As nations across the world struggle to curtail the Islamic State group's online recruitment, another extremist organization has emerged as a threat to teenagers: al-Shabab. The al Qaeda-linked militant group has been allegedly expanding its efforts and techniques to recruit youth to travel to its base in Somalia, worrying experts in places like Australia and Denmark, news.com.au reported Wednesday.

"It's a story of estrangement. These young people feel estranged from the society we feel so proud of," Søren Steen Jespersen, a Danish director who filmed a 2014 documentary about radicalization, told news.com.au. "They get inspired. They get the fire inside them. It’s a propaganda machine to make them really firm in their belief. They need to be to fight this war.”

Al-Shabab, or "the Youth," organized in 2006 with the goal of changing Somalia into a fundamentalist Muslim society. Estimates of the group's size have ranged from 200 to 9,000, foreign recruits included. It's claimed responsibility for several attacks, such as the 2013 Westgate Shopping Mall shooting that killed 67 in Nairobi, Kenya, and the Garissa University College massacre in Garissa, Kenya, killing 147 people and injuring 79 or more.

The militants have also become known for their recruitment, Fast Company reported. They, like members of ISIS, use social media sites like Twitter, Facebook and YouTube to connect with potential new members. At least 50 Americans have left the states to join the fight in Somalia, many of them from the Minneapolis-St. Paul area, home to the largest Somali population in the United States. Dozens of citizens from Kenya and Australia have also linked up with al-Shabab, the BBC reported.

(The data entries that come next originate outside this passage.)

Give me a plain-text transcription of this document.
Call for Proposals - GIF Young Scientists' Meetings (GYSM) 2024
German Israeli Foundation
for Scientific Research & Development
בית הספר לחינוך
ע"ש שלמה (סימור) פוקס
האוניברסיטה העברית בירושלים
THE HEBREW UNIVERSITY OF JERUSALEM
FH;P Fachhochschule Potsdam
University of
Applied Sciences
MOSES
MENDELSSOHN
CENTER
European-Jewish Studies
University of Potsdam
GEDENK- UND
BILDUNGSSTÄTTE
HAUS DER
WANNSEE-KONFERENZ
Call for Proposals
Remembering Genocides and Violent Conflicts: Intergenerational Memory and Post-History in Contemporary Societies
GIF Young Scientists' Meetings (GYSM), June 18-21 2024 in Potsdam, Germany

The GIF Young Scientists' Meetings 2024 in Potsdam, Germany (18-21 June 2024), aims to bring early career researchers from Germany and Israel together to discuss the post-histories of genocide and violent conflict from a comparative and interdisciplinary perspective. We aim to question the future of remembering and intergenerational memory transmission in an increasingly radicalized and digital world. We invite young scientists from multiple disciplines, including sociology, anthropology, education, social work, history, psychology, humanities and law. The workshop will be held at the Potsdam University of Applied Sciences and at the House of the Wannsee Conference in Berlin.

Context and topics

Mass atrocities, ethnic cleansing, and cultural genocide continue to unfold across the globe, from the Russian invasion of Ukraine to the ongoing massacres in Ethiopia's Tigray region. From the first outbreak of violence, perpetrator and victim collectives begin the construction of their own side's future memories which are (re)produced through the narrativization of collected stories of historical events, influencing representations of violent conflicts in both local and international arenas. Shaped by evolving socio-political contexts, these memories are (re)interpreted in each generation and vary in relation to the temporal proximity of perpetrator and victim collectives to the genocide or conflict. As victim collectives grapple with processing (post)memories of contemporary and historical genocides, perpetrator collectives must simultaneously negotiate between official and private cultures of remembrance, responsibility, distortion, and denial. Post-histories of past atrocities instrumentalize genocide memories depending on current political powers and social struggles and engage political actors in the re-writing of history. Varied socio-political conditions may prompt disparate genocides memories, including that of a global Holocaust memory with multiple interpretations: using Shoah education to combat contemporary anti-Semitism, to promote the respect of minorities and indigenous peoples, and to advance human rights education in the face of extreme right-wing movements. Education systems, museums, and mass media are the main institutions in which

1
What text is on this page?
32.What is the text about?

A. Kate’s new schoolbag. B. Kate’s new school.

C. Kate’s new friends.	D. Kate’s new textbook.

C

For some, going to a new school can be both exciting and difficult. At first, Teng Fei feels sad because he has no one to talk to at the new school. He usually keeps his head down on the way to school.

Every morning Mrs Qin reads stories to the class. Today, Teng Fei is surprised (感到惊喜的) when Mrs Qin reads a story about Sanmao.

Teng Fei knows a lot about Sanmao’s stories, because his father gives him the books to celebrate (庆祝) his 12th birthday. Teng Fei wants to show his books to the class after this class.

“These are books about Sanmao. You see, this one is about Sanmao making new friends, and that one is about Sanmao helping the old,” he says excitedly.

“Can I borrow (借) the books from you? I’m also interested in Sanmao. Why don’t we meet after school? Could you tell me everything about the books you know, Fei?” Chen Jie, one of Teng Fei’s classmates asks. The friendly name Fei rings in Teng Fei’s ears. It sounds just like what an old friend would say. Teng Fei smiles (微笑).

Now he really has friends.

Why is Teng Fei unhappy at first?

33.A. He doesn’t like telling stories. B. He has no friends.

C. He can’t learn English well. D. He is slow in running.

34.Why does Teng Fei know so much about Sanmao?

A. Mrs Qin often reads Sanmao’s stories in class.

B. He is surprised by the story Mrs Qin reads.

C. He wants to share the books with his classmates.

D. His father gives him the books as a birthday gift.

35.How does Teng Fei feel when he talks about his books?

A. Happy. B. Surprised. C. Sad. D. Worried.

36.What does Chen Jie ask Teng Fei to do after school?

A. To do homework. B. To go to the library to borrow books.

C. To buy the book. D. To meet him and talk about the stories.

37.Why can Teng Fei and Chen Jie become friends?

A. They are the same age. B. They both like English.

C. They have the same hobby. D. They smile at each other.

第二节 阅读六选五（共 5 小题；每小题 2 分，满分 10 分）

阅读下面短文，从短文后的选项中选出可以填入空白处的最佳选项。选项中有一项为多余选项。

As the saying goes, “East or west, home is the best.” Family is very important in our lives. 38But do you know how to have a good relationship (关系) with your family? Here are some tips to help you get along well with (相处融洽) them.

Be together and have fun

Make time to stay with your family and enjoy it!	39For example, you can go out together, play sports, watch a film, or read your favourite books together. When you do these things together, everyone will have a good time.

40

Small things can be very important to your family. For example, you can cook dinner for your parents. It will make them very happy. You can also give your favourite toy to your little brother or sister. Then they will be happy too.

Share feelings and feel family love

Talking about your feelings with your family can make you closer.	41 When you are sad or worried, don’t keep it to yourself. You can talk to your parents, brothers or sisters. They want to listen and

An unnamed spokesperson from the Somali Australian Council of Victoria told news.com.au that young people may be enlisting with the group because they can't find jobs. Australia's youth unemployment rate was about 13 percent in July.

"Particularly with boys, young people aren’t getting jobs; there’s discrimination in the jobs market. It’s making them very disappointed," the source said. “Then they have a lot of idle time, and if someone feels they’re not welcome in their country and someone on social media says, 'You don’t belong in Australia. You belong in Somalia,' that’s how it happens.”

The council was reportedly weighing different methods of combating al-Shabab's recruitment offensive.